We are all familiar with the concept of fuel poverty—elderly people or less well-off families spending significant parts of their income on keeping warm. That concept could, strange as it may seem, equally be applied to some of our major manufacturers. Energy can account for up to a third of all costs in the ceramics industry and up to 70% of costs for major chemicals manufacturers, as we have heard. Big international price discrepancies matter, and will matter more if prices continue their inexorable rise. Like the household bills that we have put under the microscope in recent weeks, the price that industry pays for electricity also breaks down into three main components. One is the wholesale cost, which is rising. Another is climate-related charges. Hon. Members will have to bear with me while I go through a short list of what they include: the carbon price floor, the EU emissions trading system charges, the climate change levy, the renewables obligation, small-scale feed-in tariffs and, to be added to that bevy of burdens in the future, contracts for difference under electricity market reform. The third component is transmission charges, which are also increasing ahead of inflation, and which also include climate-related costs in the form of subsidies for offshore wind and other intermittent renewables.

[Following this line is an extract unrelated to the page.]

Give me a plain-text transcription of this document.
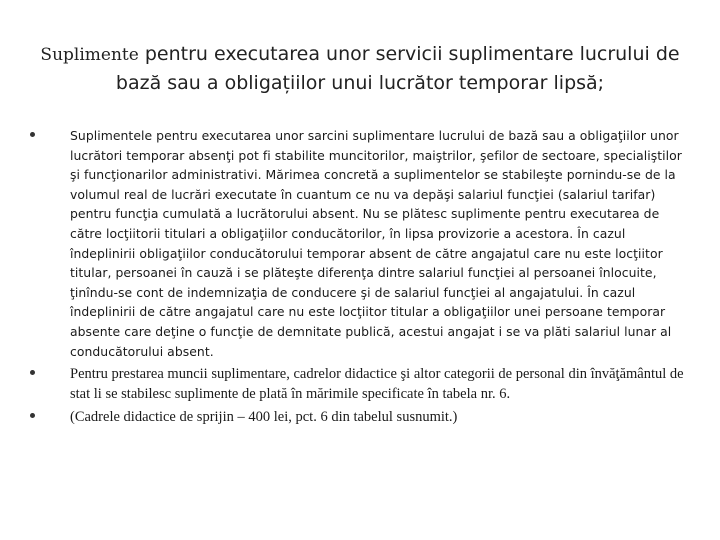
Suplimente pentru executarea unor servicii suplimentare lucrului de bază sau a obligațiilor unui lucrător temporar lipsă;
Suplimentele pentru executarea unor sarcini suplimentare lucrului de bază sau a obligaţiilor unor lucrători temporar absenţi pot fi stabilite muncitorilor, maiştrilor, şefilor de sectoare, specialiştilor şi funcţionarilor administrativi. Mărimea concretă a suplimentelor se stabileşte pornindu-se de la volumul real de lucrări executate în cuantum ce nu va depăşi salariul funcţiei (salariul tarifar) pentru funcţia cumulată a lucrătorului absent. Nu se plătesc suplimente pentru executarea de către locţiitorii titulari a obligaţiilor conducătorilor, în lipsa provizorie a acestora. În cazul îndeplinirii obligaţiilor conducătorului temporar absent de către angajatul care nu este locţiitor titular, persoanei în cauză i se plăteşte diferenţa dintre salariul funcţiei al persoanei înlocuite, ţinîndu-se cont de indemnizaţia de conducere şi de salariul funcţiei al angajatului. În cazul îndeplinirii de către angajatul care nu este locţiitor titular a obligaţiilor unei persoane temporar absente care deţine o funcţie de demnitate publică, acestui angajat i se va plăti salariul lunar al conducătorului absent.
Pentru prestarea muncii suplimentare, cadrelor didactice şi altor categorii de personal din învăţământul de stat li se stabilesc suplimente de plată în mărimile specificate în tabela nr. 6.
(Cadrele didactice de sprijin – 400 lei, pct. 6 din tabelul susnumit.)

I do not want to torture hon. Members and the Minister into torpor and total submission, but I shall give a couple of examples, provided by the British Ceramic Confederation, of the present and future impacts on industrial electricity prices of some of the carbon taxes and climate levies. Today, without climate change policies, the baseline electricity price that is being paid is about £70 to £71 per megawatt-hour. The climate change policies add £4 to £14 to that, so the cost rises to between £75 and £85. It is reckoned that, in 2020, which is not so far off, on top of a forecast base of £79 per megawatt-hour, the policies in question will add £15 to £35 or so; and in 2030, with the same forecast base, the cumulative effect of carbon tax and levies will, it is estimated, add £25 to £55, taking the price of electricity beyond £100 per megawatt-hour, to a top-of-the-range £130.